Madagascar: Marc Ravalomanana félicite Andry Rajoelina

Marc Ravalomanana devant la Haute Cour constitutionnelle, mardi 8 janvier 2019, avant l'annonce des résultats définitifs.
© Mamyrael / AFP

Marc Ravalomanana a concédé sa défaite à l’élection présidentielle face à Andry Rajoelina, mercredi 9 janvier, dans un message enregistré. Trois minutes en forme d’apaisement. Un ton visiblement repris par l’ensemble de son clan.

Au lendemain des résultats officiels, Marc Ravalomanana s’est exprimé pour la première fois. Dans un message enregistré de trois minutes, il concède sa défaite, félicite le gagnant et en appelle à la réconciliation des Malgaches.

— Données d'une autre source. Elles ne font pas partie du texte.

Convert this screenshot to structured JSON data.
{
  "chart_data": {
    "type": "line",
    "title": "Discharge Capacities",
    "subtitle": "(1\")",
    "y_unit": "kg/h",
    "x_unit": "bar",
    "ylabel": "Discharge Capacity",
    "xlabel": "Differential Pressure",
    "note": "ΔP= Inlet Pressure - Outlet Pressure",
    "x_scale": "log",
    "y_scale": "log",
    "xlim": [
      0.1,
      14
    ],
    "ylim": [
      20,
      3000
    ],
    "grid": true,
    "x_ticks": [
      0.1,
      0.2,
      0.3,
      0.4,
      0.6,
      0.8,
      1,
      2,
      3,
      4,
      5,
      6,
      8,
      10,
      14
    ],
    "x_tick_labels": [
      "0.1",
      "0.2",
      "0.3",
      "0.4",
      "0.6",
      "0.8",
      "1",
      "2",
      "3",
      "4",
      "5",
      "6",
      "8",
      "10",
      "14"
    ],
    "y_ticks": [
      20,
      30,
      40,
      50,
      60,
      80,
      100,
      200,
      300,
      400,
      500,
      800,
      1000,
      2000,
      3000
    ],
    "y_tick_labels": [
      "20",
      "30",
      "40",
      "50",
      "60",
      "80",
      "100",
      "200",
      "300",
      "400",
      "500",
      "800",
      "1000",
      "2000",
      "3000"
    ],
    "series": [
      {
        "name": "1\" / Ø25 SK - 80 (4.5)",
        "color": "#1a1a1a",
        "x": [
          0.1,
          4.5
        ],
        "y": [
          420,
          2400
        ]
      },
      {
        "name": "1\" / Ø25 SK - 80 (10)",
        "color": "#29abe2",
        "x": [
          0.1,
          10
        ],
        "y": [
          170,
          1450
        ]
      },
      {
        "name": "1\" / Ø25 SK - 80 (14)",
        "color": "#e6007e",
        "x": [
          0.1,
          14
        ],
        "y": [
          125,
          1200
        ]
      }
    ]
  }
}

La HCC a rendu sa décision (mardi), selon laquelle c'est Andry Rajoelina qui a été élu président de la République de Madagascar. Je le félicite et lui souhaite du succès dans l’accomplissent de la tâche qui lui incombe. J'ai visité plusieurs régions, et j'ai constaté ce que le peuple malagasy subit. 92% d'entre eux vivent dans la misère, ils ont besoin d'aide, ils ont besoin qu'on s'intéresse à eux de près...
Ecouter un extrait du message de Marc Ravalomanana, candidat malheureux à la présidentielle
09-01-2019 - Par Sarah Tétaud

Demandes d’interviews rejetées, téléphones éteints. Mercredi, au sein du clan Ravalomanana, l’heure était à la discrétion. Au K25 (le comité de soutien du candidat numéro 25), on pansait ses plaies.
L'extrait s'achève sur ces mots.